Pacific Equity Partners (PEP), an Australian buyout manager raising A$4 billion for investments in Australia and New Zealand, has agreed to acquire Hoyts Group, a cinema operator with 55 cinemas across both countries. The transaction values the business, which includes advertising and film distribution, at A$440 million ($382 million; €271 million). The deal follows the buyout firm's failure to complete the acquisition of a 30 percent stake in travel agent Flight Centre in a transaction worth A$1.6 billion. PEP has entered into an agreement with Australia's Publishing and Broadcasting Limited and West Australian Newspapers to acquire their shares in Hoyts in a deal that is expected to return each seller approximately A$150 million.

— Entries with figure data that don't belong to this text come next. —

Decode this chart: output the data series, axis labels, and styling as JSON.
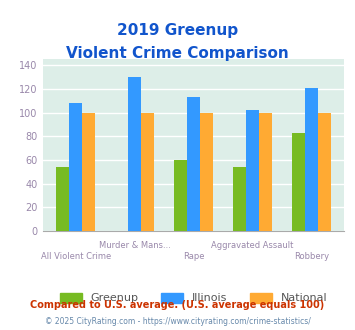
{
  "title_line1": "2019 Greenup",
  "title_line2": "Violent Crime Comparison",
  "categories": [
    "All Violent Crime",
    "Murder & Mans...",
    "Rape",
    "Aggravated Assault",
    "Robbery"
  ],
  "greenup": [
    54,
    0,
    60,
    54,
    83
  ],
  "illinois": [
    108,
    130,
    113,
    102,
    121
  ],
  "national": [
    100,
    100,
    100,
    100,
    100
  ],
  "color_greenup": "#77bb22",
  "color_illinois": "#3399ff",
  "color_national": "#ffaa33",
  "ylim": [
    0,
    145
  ],
  "yticks": [
    0,
    20,
    40,
    60,
    80,
    100,
    120,
    140
  ],
  "bg_color": "#ddeee8",
  "footnote": "Compared to U.S. average. (U.S. average equals 100)",
  "copyright": "© 2025 CityRating.com - https://www.cityrating.com/crime-statistics/",
  "title_color": "#1155cc",
  "footnote_color": "#cc3300",
  "copyright_color": "#6688aa",
  "tick_label_color": "#9988aa",
  "grid_color": "#ffffff",
  "top_cats": [
    "Murder & Mans...",
    "Aggravated Assault"
  ]
}
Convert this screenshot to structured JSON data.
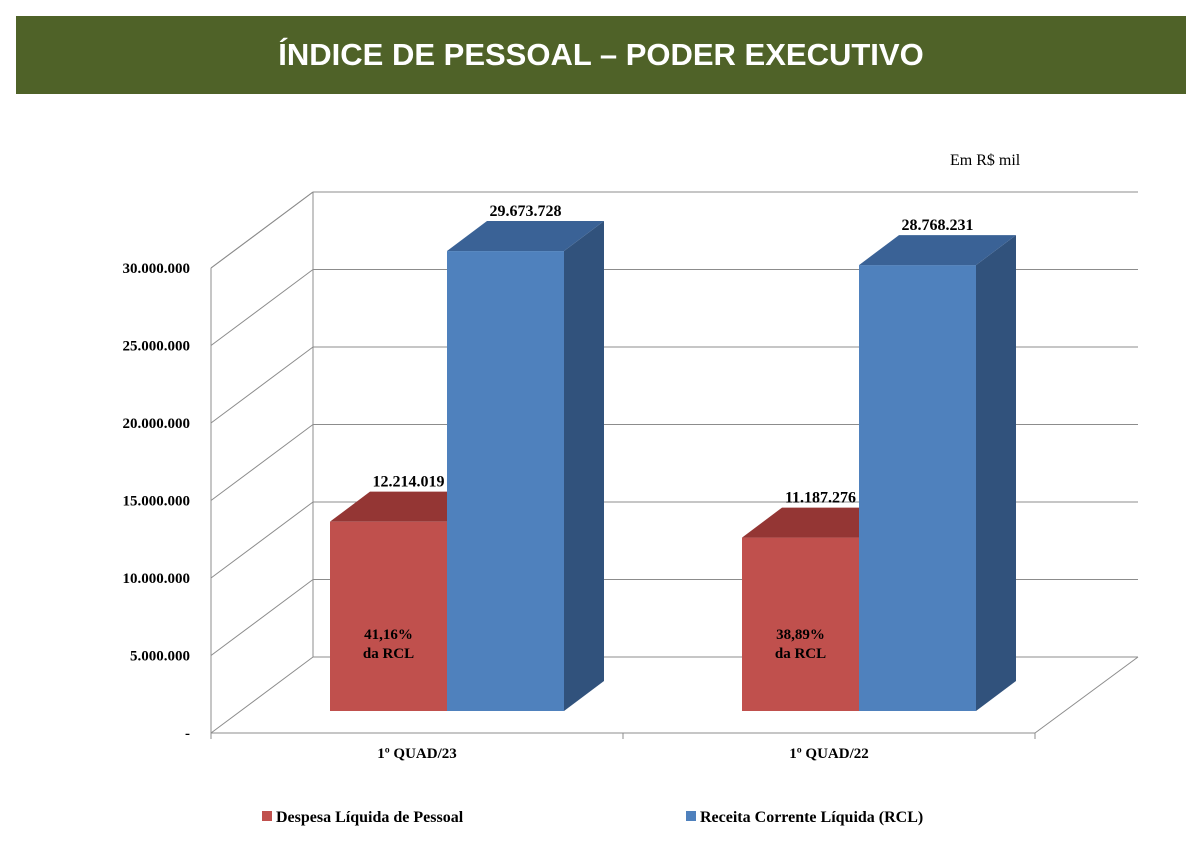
{
  "header": {
    "title": "ÍNDICE DE PESSOAL – PODER EXECUTIVO"
  },
  "chart_data": {
    "type": "bar",
    "title": "ÍNDICE DE PESSOAL – PODER EXECUTIVO",
    "unit_note": "Em R$ mil",
    "categories": [
      "1º QUAD/23",
      "1º QUAD/22"
    ],
    "series": [
      {
        "name": "Despesa Líquida de Pessoal",
        "values": [
          12214019,
          11187276
        ],
        "labels": [
          "12.214.019",
          "11.187.276"
        ],
        "inner_labels": [
          [
            "41,16%",
            "da RCL"
          ],
          [
            "38,89%",
            "da RCL"
          ]
        ],
        "color": "#C0504D",
        "top": "#943634",
        "side": "#7F2F2D"
      },
      {
        "name": "Receita Corrente Líquida (RCL)",
        "values": [
          29673728,
          28768231
        ],
        "labels": [
          "29.673.728",
          "28.768.231"
        ],
        "color": "#4F81BD",
        "top": "#3A6296",
        "side": "#31527C"
      }
    ],
    "yticks": [
      0,
      5000000,
      10000000,
      15000000,
      20000000,
      25000000,
      30000000
    ],
    "ytick_labels": [
      "-",
      "5.000.000",
      "10.000.000",
      "15.000.000",
      "20.000.000",
      "25.000.000",
      "30.000.000"
    ],
    "ylim": [
      0,
      30000000
    ],
    "legend": "bottom",
    "style": "3d-column"
  }
}
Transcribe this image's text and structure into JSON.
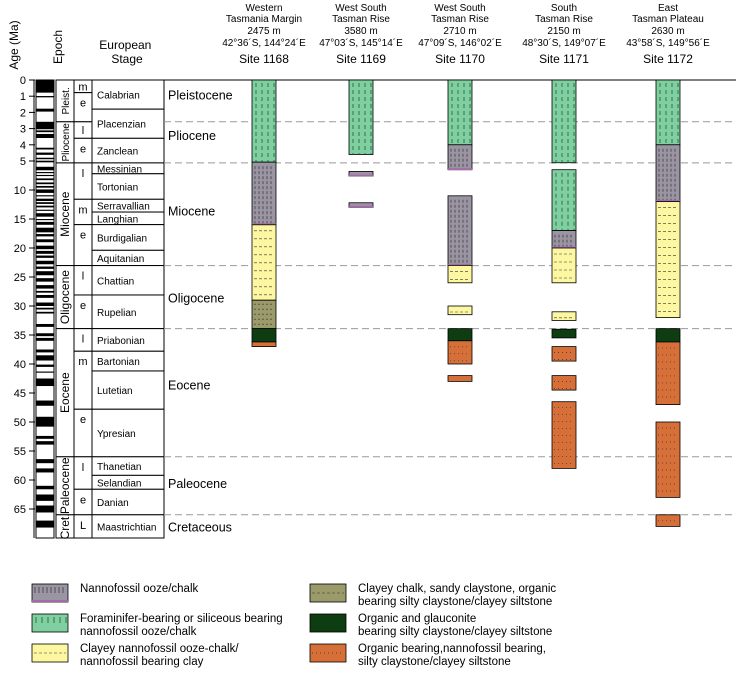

US venture firm New Enterprise Associates has made an investment in Novatium Solutions, an IT systems company based in India that is developing a thin network computing device designed to be affordable and accessible. NEA did not disclose the size of the investment, which was made out of its $2.5 billion (€1.8 billion) NEA Partners XII. Novatium sets up service sites with hub computers that run Windows or Linux operating systems. It provides users with small network computers that can be plugged into a monitor and keyboard, and connects users to a broadband provider. System maintenance takes place at the service site, allowing users to avoid set-up and maintenance of their PCs.

Dubai International Capital (DIC) has completed its first direct private equity investment in the MENA region through the acquisition of luxury company Rivoli Group for an undisclosed sum. Rivoli operates more than 215 retail outlets across the Middle East and North Africa region, which sell luxury goods including high-end watches, pens and menswear. The group will use the capital to expand across the region, the buyout firm said in a statement. The luxury goods market in the MENA region has strong growth prospects on the back of the region's consumer boom in the last few years.

AIF Capital, an Asia-focused private equity firm based in Hong Kong, has appointed Rajeev Kalra as an executive director in New Delhi to work with Ajay Lal, AIF's only India-based investment professional. Kalra joins AIF Capital from HSBC Private Equity where he has been the latter's chief representative for India since 2002. Kalra has been with HSBC Private Equity since 1996, and worked on a number of transactions across sectors spanning financial services, outsourced services, IT products, telecom infrastructure and medical equipment manufacturing. Before HSBC, he worked for SBI Capital Markets, a subsidiary of the State Bank of India.